Jean-Michel Giraud (à g.) demande à la Cour suprême d'émettre un ordre obligeant la GRA à lui octoyer sa PML

Le président du Mauritius Turf Club (MTC), qui a dû pour l’heure renoncer à la présidence du Mauritius Turf Club Sports and Leisure Ltd (MTCSL) puisque la la Gambling Regulatory Authority (GRA) ne lui a pas encore octroyé sa Personal Management Licence (PML), a décidé de contrer la GRA sur le terrain judiciaire. En effet, son panel d’avocats, avec en tête, Me Glover, a décidé de saisir la Cour Suprême en y présentant une motion pour une demande de judicial review relative à la non-émission de sa PML par la GRA, qu’il qualifie de « déraisonnable, irrationnel, arbitraire ». La motion sera débattue le 10 mai.

Cette PML est nécessaire pour que Jean-Michel Giraud puisse assurer sa fonction de président de la compagnie organisatrice des courses, le MTCSL. Mais depuis son retour à la tête du MTC après une victoire démocratique à l’assemblée générale de cet organisme en février, la GRA n’a pas cessé de faire obstacle à l’octroi de sa PML pour diriger le MTCSL qui, par les nouvelles lois votées dans le cadre de la lutte contre le blanchiment d’argent et le financement du terrorisme, est la compagnie publique autorisée à organiser les courses en remplacement du MTC. Ce dernier demeure un club privé, détenteur de la licence internationale et de tous ses assets. Il n’y a que ses compétences qui ont été transférées dans la nouvelle compagnie publique.

Ce bras de fer entre le président du MTC, Jean-Michel Giraud, et la GRA de Dev Beekhary se déroulera en Cour suprême, désormais où l’organisme y a logé, mardi, une motion pour une demande de judicial review relative à la non-émission de sa PML par la GRA. Jean-Michel Giraud, représenté par Me Gavin Glover, a qualifié de « déraisonnable, irrationnel, arbitraire » le refus jusqu’ici de la GRA de lui accorder sa licence qui lui aurait permis de présider le board du MTCSL, duquel il a dû démissionner la semaine dernière pour être remplacé par Denis de Spéville.

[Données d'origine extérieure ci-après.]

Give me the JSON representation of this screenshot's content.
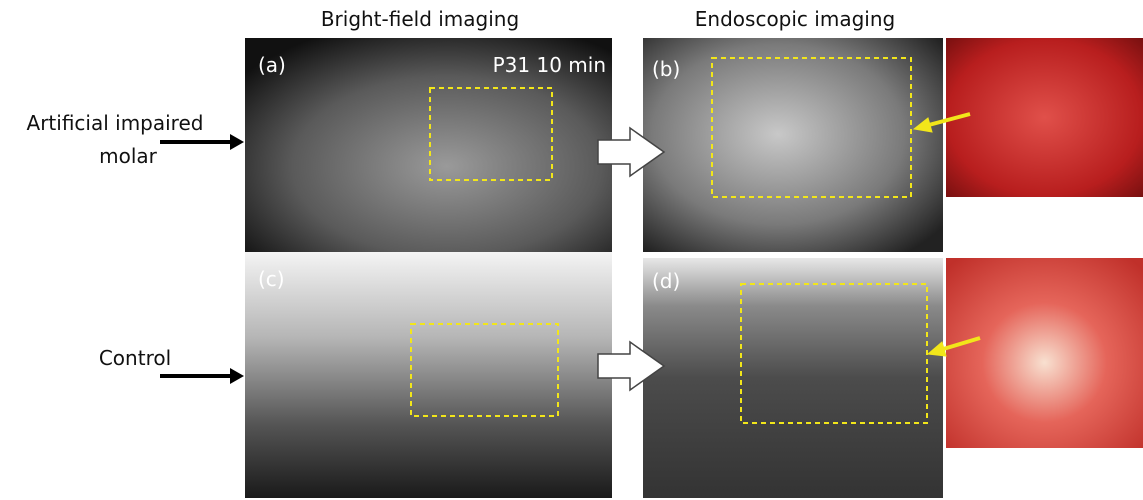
{
  "header": {
    "columns": [
      "Bright-field imaging",
      "Endoscopic imaging"
    ]
  },
  "rows": [
    {
      "label_lines": [
        "Artificial impaired",
        "molar"
      ]
    },
    {
      "label_lines": [
        "Control"
      ]
    }
  ],
  "panels": [
    {
      "label": "(a)",
      "note": "P31 10 min"
    },
    {
      "label": "(b)"
    },
    {
      "label": "(c)"
    },
    {
      "label": "(d)"
    }
  ]
}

Dans cette plainte, la GRA est accusée d’abuser de ses pouvoirs discrétionnaires en « arbitrarily delaying the whole process by illegally seeking to enquire into irrelevant matter and illegally adding irrelevant extraneous considerations for the issue of the relevant PML ». Ce barrage en règle de la GRA est expliqué à travers une chronologie des événements dans le document déposé en Cour suprême. Dès son élection comme administrateur du MTC le 5 mars jusqu’au 26 avril, la GRA accuse Jean-Michel Giraud de réponses « vague, evasive and misleading » aux interrogations de l’organisme régulateur. Ainsi, la GRA, selon lui, n’a voulu confirmer qu’il était « a person of good character » et qu’il est « fit and proper person » pour assumer la présidence du MTCSL.

Pour rappel, outre ces delaying tactics de la GRA, qui de surcroît l’a accusé d’être une PEP, le CCID a initié une enquête sur ses déclarations contre des bookmakers qui ne remplissent pas leurs obligations avant que la MRA ne décide aussi de lui demander de plus amples explications sur ses revenus et dépenses.

La GRA change de ton 

La GRA, qui ne s’attendait peut-être pas que Jean-Michel Giraud (JMG) la traîne en cour, lui a envoyé une lettre accusant réception de son dernier courrier, datée du vendredi 30 avril 2021. Dans sa lettre où l’on note un changement de ton plus conciliant, A. Ponnusawmy, l’Officer in Charge, informe le résident du MTC que la GRA traitait ses réponses en vue de présenter son dossier à son conseil d’administration pour une décision sur la voie à suivre concernant sa demande de PML.

La GRA dit prendre note du dépôt d’une motion par JMG pour une demande auprès de la Cour suprême de Maurice pour obtenir l’autorisation de demander un contrôle judiciaire. La GRA estime que puisque l’affaire est désormais en instance de jugement, par respect et déférence envers la Cour suprême, elle attendra sa décision avant d’aller plus loin.

Dans cette conjoncture, la GRA tient à préciser qu’elle n’avait pas encore pris de décision concernant la demande de PML de JMG et qu’elle a voulu, dans un esprit d’équité et compte tenu des principes de justice naturelle, lui donner plusieurs occasions de s’expliquer puisqu’il y avait des « initial impressions had been formed » à son égard. Aussi, le régulateur dit n’avoir pas eu la possibilité d’examiner la lettre de JMG avant le dépôt de sa demande à la cour. Finalement, la GRA considère que la requête de JMG devant la Cour suprême est prématurée.